From: Mike Lorrey (mlorrey@datamann.com)
Date: Wed Oct 31 2001 - 08:53:59 MST
hal@finney.org wrote:
>
> On Mon, 29 Oct 2001, Mike Lorrey wrote, in the thread on lighthouses:
>
> > I do not oppose the elimination of corporate ownership of IP.
> > Corporations are not senient beings, and therefore cannot be artists.
> > The Constitution clearly states that Congress is to protect the
> > creators, the artists, not anyone else.
>
> I think as Extropians we would support the notion that collective and
> non-human entities should have rights if they are able to request them.
> We envision a time when social and mental structures will be much more
> complex than the simple distinction we have today between individuals and
> organizations. We could have hybrid beings with some of the properties
> of both.
>
> If two or more people want to hook up their brains and think collectively
> it should be OK. If someone wants to subdivide their consciousness
> into multiple semi-autonomous parts, that should be permitted as well.
> We should encourage experimentation like this. It will add diversity
> to the world and make more opportunities available to everyone.
>
> We are not able today to make biological changes, but we can support
> the existing mechanisms which allow for quasi- and virtual-persons to
> exist under the law.
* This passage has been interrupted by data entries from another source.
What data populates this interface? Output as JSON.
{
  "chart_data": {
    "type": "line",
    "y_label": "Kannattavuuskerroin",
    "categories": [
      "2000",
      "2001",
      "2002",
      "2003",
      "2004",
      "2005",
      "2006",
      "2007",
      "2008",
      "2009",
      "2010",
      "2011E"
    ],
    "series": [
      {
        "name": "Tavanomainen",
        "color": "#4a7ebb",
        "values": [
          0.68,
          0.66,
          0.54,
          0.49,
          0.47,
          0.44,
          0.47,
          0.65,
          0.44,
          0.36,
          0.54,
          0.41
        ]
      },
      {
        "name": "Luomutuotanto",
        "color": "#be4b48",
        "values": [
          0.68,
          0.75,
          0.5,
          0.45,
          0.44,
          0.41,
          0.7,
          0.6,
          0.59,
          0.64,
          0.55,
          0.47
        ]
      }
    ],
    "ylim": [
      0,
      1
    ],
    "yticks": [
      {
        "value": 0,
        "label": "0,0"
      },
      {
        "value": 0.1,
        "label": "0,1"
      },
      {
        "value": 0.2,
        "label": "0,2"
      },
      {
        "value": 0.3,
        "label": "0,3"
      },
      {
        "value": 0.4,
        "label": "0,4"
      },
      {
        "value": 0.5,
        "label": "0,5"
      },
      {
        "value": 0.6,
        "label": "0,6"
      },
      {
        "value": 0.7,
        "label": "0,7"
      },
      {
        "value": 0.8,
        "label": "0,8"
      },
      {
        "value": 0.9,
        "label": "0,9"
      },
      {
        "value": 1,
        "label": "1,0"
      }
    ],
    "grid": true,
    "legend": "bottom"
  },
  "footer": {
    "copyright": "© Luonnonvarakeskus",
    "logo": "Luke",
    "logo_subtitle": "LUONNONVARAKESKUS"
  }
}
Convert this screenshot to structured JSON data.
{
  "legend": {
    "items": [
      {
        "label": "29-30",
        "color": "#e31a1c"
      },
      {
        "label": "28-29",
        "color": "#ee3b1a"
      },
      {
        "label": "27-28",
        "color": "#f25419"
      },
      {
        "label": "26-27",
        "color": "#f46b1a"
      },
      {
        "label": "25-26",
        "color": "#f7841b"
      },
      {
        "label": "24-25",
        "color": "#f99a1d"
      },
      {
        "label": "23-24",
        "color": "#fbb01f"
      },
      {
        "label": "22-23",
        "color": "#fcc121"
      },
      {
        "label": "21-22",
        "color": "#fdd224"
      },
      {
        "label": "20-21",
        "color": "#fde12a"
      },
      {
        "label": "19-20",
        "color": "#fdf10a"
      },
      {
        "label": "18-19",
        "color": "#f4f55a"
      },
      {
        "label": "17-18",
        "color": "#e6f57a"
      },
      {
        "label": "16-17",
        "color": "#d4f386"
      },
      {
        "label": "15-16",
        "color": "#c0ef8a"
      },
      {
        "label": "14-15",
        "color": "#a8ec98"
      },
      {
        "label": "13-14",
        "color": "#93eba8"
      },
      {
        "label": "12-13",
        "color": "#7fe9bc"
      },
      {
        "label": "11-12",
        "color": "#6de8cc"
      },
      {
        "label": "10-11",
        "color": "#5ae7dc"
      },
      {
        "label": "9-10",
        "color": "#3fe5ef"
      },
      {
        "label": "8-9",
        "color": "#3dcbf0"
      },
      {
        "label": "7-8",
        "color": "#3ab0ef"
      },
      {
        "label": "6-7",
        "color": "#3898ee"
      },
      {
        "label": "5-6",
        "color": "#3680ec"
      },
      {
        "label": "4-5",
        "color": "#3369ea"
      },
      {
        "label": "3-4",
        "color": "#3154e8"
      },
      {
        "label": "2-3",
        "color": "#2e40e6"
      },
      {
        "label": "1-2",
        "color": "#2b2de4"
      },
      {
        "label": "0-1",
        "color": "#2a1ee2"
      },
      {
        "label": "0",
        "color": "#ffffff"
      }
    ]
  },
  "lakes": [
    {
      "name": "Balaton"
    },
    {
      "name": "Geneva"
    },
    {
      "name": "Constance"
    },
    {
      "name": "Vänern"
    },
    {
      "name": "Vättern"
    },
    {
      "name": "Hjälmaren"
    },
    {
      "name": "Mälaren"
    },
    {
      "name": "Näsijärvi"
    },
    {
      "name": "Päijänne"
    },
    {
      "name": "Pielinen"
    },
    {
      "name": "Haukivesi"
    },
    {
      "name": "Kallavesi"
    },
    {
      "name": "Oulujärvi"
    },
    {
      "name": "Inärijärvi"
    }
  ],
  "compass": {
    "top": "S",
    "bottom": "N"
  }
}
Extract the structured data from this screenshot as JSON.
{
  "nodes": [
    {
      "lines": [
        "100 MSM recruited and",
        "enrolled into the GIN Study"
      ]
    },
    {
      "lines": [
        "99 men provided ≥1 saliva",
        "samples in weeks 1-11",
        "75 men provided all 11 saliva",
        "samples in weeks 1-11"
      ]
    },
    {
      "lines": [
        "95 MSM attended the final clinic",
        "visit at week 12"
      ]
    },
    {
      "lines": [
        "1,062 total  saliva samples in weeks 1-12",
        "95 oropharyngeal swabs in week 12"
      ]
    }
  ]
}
Corporations, partnerships, marriages and other
> groupings should be allowed to be treated as individuals when they choose,
> to the maximum degree practical.
In one word, NO. Corporations do not create anything through their own
imagination. The individuals do so to greater and lesser degrees. The
janitor doesn't create a building or machine design, doesn't design a
logo or ad campaign. The secretary doesn't create a business plan or
program an application. It is individual human beings who create.
In a family, the preexisting children, the in-laws, etc do not
contribute one whit to the actual creation of a baby. That is the job of
the husband and wife. They are the ones who are the artists, the
creators, and therefore they are the ones with the rights in respect to
their creation.
Any creation of art should be credited to those individuals who created
it, in proportion to the degree of their original creative contribution
to the final result, and any financial gain from the sale of said art
should be in proportion to their respective degree of contribution.